Not necessarily, and don’t call me Shirley!
Below is a link to a fairly long review by journalist Robert Kuttner of a book called Debt: The First 5,000 Years. I’ll summarize:
People, especially poor people, have been borrowing from other people, especially rich people, for thousands of years.
As long as people have borrowed, lenders (not all of them, but some of them) have accepted partial payment, especially in difficult economic times. Sometimes it makes economic sense for lenders to suffer a loss, if that’s what’s required to make the economy as a whole (and possibly the lenders themselves) more prosperous. It isn’t mentioned in the review, but Babylonian kinds periodically canceled debts so their wealthy subjects didn’t end up owning all the land.
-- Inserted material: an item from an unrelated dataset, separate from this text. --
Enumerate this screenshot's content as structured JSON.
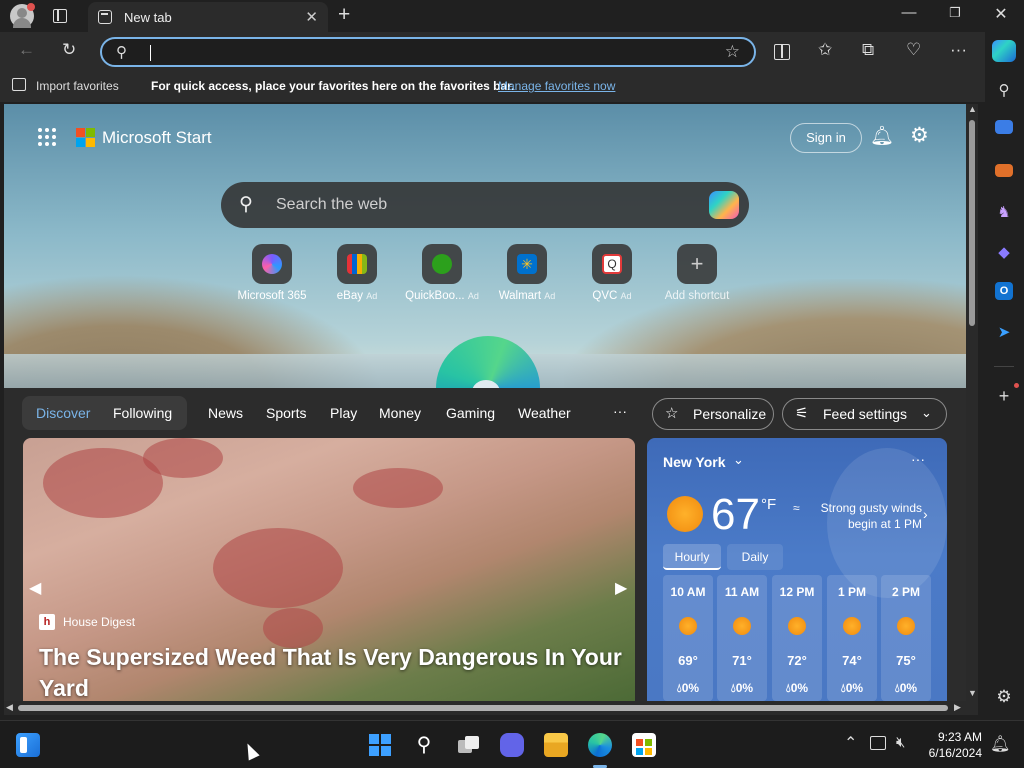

The modern form of bankruptcy was invented 300 years ago in England. The idea was that both creditors and debtors would be better off if debtors were allowed to start over, repaying what they could instead of wasting away in debtor’s prison.
Our current laws are tilted in favor of banks and the people who run corporations. Corporations are allowed to declare bankruptcy, sometimes more than once. Corporate officers generally remain in control of their bankrupt companies. On the other hand, countries like Greece can’t declare bankruptcy, although this has been proposed. Homeowners can’t use bankruptcy to deal with their mortgages. Students can’t even refinance their student loans at lower rates. In Kuttner’s words: “The obligations of a student loan follow a borrower to the grave”.
The Germans use the same word for “debt” and “guilt” (Schuld). They’re strongly in favor of other countries paying everything they owe, but seem to have forgotten that, after World War II, the Allies forgave almost all of Germany’s debts and allowed the Germans to postpone their remaining payments for 50 years, helping Germany rebuild and eventually become a creditor to other nations: “Germany, whose debt-to-GDP ratio in 1939 was [a whopping] 675 percent, had a debt load of about 12 percent in the early 1950s—far less than that of the victorious Allies”.
Most of us believe there is a moral aspect to paying our debts, but that’s not the way it’s generally thought of in the business world:
The double standard in debt relief that favored large merchants, present at the creation of bankruptcy law in 1706, persists today in many different forms. It gets surprisingly little attention in the debt debates. Despite the tacit assumption that “surely one has to pay one’s debts,” the evasion of repayment is both widespread and selective. Corporate executives routinely walk away from their debts via Chapter 11 of the national bankruptcy law when that seems expedient. Morality scarcely enters the conversation—this is strictly business.
It’s an excellent, eye-opening article. It even includes some recommendations for changing how various kinds of debt are handled today.